Recap: The D&D “Starter Set” for the next edition of the game is due out mid-July. I’m someone who has never successfully played a roleplaying game before – but I’m willing to give it another go. Is the Starter Set for me? It’s title implies it should be, but what would it need to contain to allow me and my friends and family to start our own playgroup and get into this hobby?

Previously: first post, second post


Sudden Realisation Edition: I’m sure I’m not the first to wonder about this, but I’ve only just had the thought. Perhaps the place to start for new players is actually D&D Board Games not the D&D Starter Sets.

dnd starter vs bg - BOTH 1

Which is a better gateway to D&D roleplay? D&D Starter Sets or D&D Board Games?

Combat rules are not the greatest hurdle

I don’t think learning combat rules and running combat is the most difficult and confusing part of learning the game for a DM. Far more daunting to me is DMing exploration and interaction, as well as creating fun adventure scenarios before play and reacting imaginatively to player choices during play – the “roleplaying” part of “roleplaying game”.

All of the above has at some point to be learned but perhaps playing the board games is a better place to start the process.
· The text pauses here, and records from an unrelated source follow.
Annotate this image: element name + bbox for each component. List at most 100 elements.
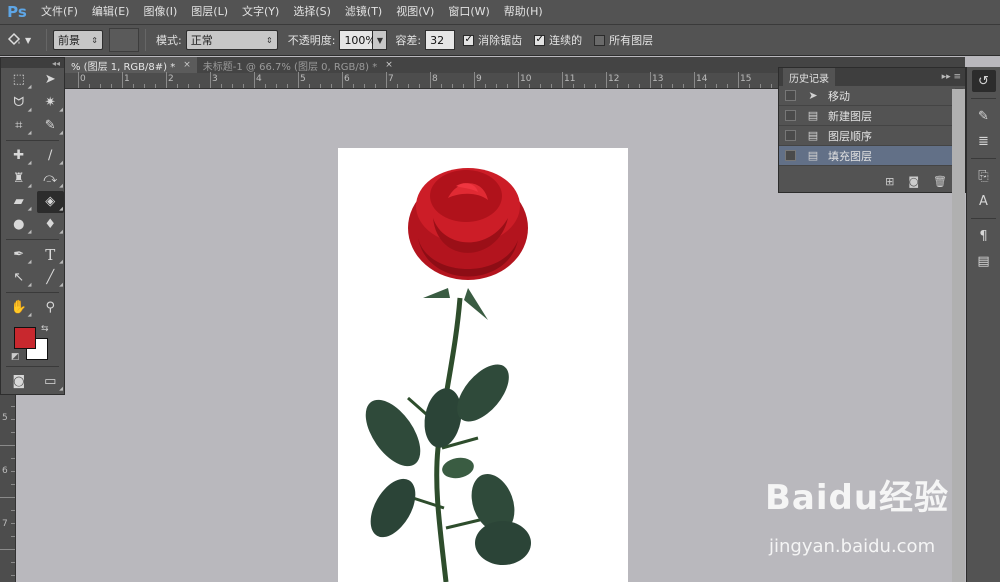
menu-filter[interactable]: 滤镜(T) xyxy=(338,0,389,24)
all-layers-checkbox[interactable] xyxy=(594,34,606,46)
notes-icon[interactable]: ▤ xyxy=(972,250,996,272)
pen-icon: ✒ xyxy=(13,247,25,262)
menu-window[interactable]: 窗口(W) xyxy=(441,0,496,24)
ruler-tick xyxy=(11,484,15,485)
opacity-dropdown[interactable]: ▼ xyxy=(373,30,388,50)
path-selection-tool[interactable]: ↖ ◢ xyxy=(5,267,33,289)
paragraph-icon[interactable]: ¶ xyxy=(972,225,996,247)
menu-help[interactable]: 帮助(H) xyxy=(497,0,550,24)
rose-image xyxy=(365,168,531,582)
crop-icon: ⌗ xyxy=(15,118,23,133)
history-item[interactable]: ▤ 新建图层 xyxy=(779,106,965,126)
line-icon: ╱ xyxy=(46,270,55,285)
divider xyxy=(971,218,996,219)
default-colors-icon[interactable]: ◩ xyxy=(11,352,20,362)
dodge-tool[interactable]: ♦ ◢ xyxy=(37,214,65,236)
ruler-tick xyxy=(11,458,15,459)
menu-image[interactable]: 图像(I) xyxy=(136,0,184,24)
brush-tool[interactable]: ∕ ◢ xyxy=(37,145,65,167)
divider xyxy=(46,29,47,51)
history-panel-header: 历史记录 ▸▸ ≡ xyxy=(779,67,965,87)
eyedropper-tool[interactable]: ✎ ◢ xyxy=(37,115,65,137)
hand-tool[interactable]: ✋ ◢ xyxy=(5,297,33,319)
history-source-box[interactable] xyxy=(785,110,796,121)
history-item[interactable]: ➤ 移动 xyxy=(779,86,965,106)
healing-brush-tool[interactable]: ✚ ◢ xyxy=(5,145,33,167)
history-tab[interactable]: 历史记录 xyxy=(783,67,835,87)
sliders-icon[interactable]: ≣ xyxy=(972,130,996,152)
marquee-tool[interactable]: ⬚ ◢ xyxy=(5,69,33,91)
ruler-tick xyxy=(639,84,640,88)
history-brush-tool[interactable]: ⤼ ◢ xyxy=(37,168,65,190)
document-canvas[interactable] xyxy=(338,148,628,582)
history-source-box[interactable] xyxy=(785,130,796,141)
crop-tool[interactable]: ⌗ ◢ xyxy=(5,115,33,137)
collapse-icon[interactable]: ◂◂ xyxy=(52,59,60,68)
tolerance-input[interactable]: 32 xyxy=(425,30,456,50)
tab-document-2[interactable]: 未标题-1 @ 66.7% (图层 0, RGB/8) * × xyxy=(197,57,399,73)
panel-grip[interactable]: ◂◂ xyxy=(1,58,64,68)
brush-panel-icon[interactable]: ✎ xyxy=(972,105,996,127)
blur-tool[interactable]: ● ◢ xyxy=(5,214,33,236)
fill-source-select[interactable]: 前景 ⇕ xyxy=(53,30,103,50)
options-bar: ▼ 前景 ⇕ 模式: 正常 ⇕ 不透明度: 100% ▼ 容差: 32 ✓ 消除… xyxy=(0,24,1000,56)
menu-select[interactable]: 选择(S) xyxy=(286,0,338,24)
history-panel-icon[interactable]: ↺ xyxy=(971,70,996,92)
document-icon: ▤ xyxy=(807,109,819,122)
tolerance-label: 容差: xyxy=(395,34,422,47)
screen-mode-button[interactable]: ▭ ◢ xyxy=(37,371,65,393)
history-source-box[interactable] xyxy=(785,150,796,161)
dodge-icon: ♦ xyxy=(44,217,57,232)
paint-bucket-tool[interactable]: ◈ ◢ xyxy=(36,190,64,213)
ruler-tick xyxy=(562,72,563,88)
ruler-tick xyxy=(221,84,222,88)
corner-triangle-icon: ◢ xyxy=(27,205,32,212)
foreground-color-swatch[interactable] xyxy=(14,327,36,349)
contiguous-checkbox[interactable]: ✓ xyxy=(534,34,546,46)
menu-file[interactable]: 文件(F) xyxy=(34,0,85,24)
magic-wand-tool[interactable]: ✷ ◢ xyxy=(37,92,65,114)
history-item[interactable]: ▤ 图层顺序 xyxy=(779,126,965,146)
menu-type[interactable]: 文字(Y) xyxy=(235,0,286,24)
clone-source-icon[interactable]: ⎘ xyxy=(972,165,996,187)
updown-arrows-icon: ⇕ xyxy=(266,35,273,45)
move-tool[interactable]: ➤ xyxy=(37,69,65,91)
paint-bucket-icon: ◈ xyxy=(45,194,56,209)
menu-view[interactable]: 视图(V) xyxy=(389,0,441,24)
eraser-tool[interactable]: ▰ ◢ xyxy=(5,191,33,213)
lasso-tool[interactable]: ᗢ ◢ xyxy=(5,92,33,114)
line-tool[interactable]: ╱ ◢ xyxy=(37,267,65,289)
ruler-tick xyxy=(11,471,15,472)
close-icon[interactable]: × xyxy=(385,60,393,70)
tab-document-1[interactable]: % (图层 1, RGB/8#) * × xyxy=(65,57,197,73)
pattern-picker[interactable] xyxy=(109,28,139,52)
panel-menu-icon[interactable]: ▸▸ ≡ xyxy=(942,72,961,82)
opacity-input[interactable]: 100% xyxy=(339,30,376,50)
tool-preset-picker[interactable]: ▼ xyxy=(6,28,40,52)
ruler-tick xyxy=(518,72,519,88)
menu-layer[interactable]: 图层(L) xyxy=(184,0,235,24)
camera-icon[interactable]: ◙ xyxy=(908,175,919,188)
swap-colors-icon[interactable]: ⇆ xyxy=(41,324,49,334)
mode-select[interactable]: 正常 ⇕ xyxy=(185,30,278,50)
ruler-tick xyxy=(617,84,618,88)
ruler-tick xyxy=(760,84,761,88)
antialias-checkbox[interactable]: ✓ xyxy=(463,34,475,46)
close-icon[interactable]: × xyxy=(183,60,191,70)
zoom-tool[interactable]: ⚲ xyxy=(37,297,65,319)
clone-stamp-tool[interactable]: ♜ ◢ xyxy=(5,168,33,190)
history-source-box[interactable] xyxy=(785,90,796,101)
trash-icon[interactable]: 🗑 xyxy=(933,175,947,188)
type-tool[interactable]: T ◢ xyxy=(37,244,65,266)
ruler-tick xyxy=(595,84,596,88)
caret-down-icon: ▼ xyxy=(25,35,32,45)
new-document-from-state-icon[interactable]: ⊞ xyxy=(885,175,894,188)
pen-tool[interactable]: ✒ ◢ xyxy=(5,244,33,266)
history-item-selected[interactable]: ▤ 填充图层 xyxy=(779,146,965,166)
menu-edit[interactable]: 编辑(E) xyxy=(85,0,137,24)
character-icon[interactable]: A xyxy=(972,190,996,212)
ruler-tick xyxy=(0,549,15,550)
ruler-tick xyxy=(276,84,277,88)
quick-mask-button[interactable]: ◙ xyxy=(5,371,33,393)
ruler-number: 1 xyxy=(124,74,130,84)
By separating out the combat aspects of the game and teaching that first, players would soon have a good grounding in the mechanics of combat and could then focus on expanding out from there into all the other aspects of the game.

Expansions could extend the board game into these areas and eventually, with all players up to speed, DMing could be introduced and taught through a standalone adventure scenario based on the board game setting.

 

Here’s how I think board games could be developed to become learning tools for D&D roleplaying

1. D&D 5e board games:

Would allow you and your group to soak up the themes of D&D while you gain mastery of combat rules without the need for a DM. Combat rules would be identical to those within the roleplaying game.

2. D&D 5e board game “roleplay-expansions”:

Would add roleplaying set-pieces where you and your group would be introduced to exploration and interaction while still using the board game for combat – again without the need for a DM.

3. D&D 5e “starter scenarios”:

Would be short adventure scenarios developing from the previous two products. Players would retain their characters from the previous games. The role of the DM would be introduced and players would also take turns acting as the DM in short, fairly railroaded scenarios.

 

Benefits

Each of these products is a complete game in itself or extension of a complete game.  So there’s a proper multiplayer game in every box instead of just a book of rules.

No preparation time would be needed prior to the group gathering.

Apart from a short period spent learning the rules at the start of the game (as you would with any board game) learning occurs as you play.

Each game builds on knowledge gained in previous games.

The board game format would provide a more accessible entry point to the game – a format most people are more familiar with.


 

No, I’ve never played any of the board games and I’m not sure how they would stand up to the task – no doubt they’d have to be tweeked to some extent. Most importantly they would have to be re-branded not only as great board games but also as the entry point to the entire roleplaying hobby with a clearly started progression path.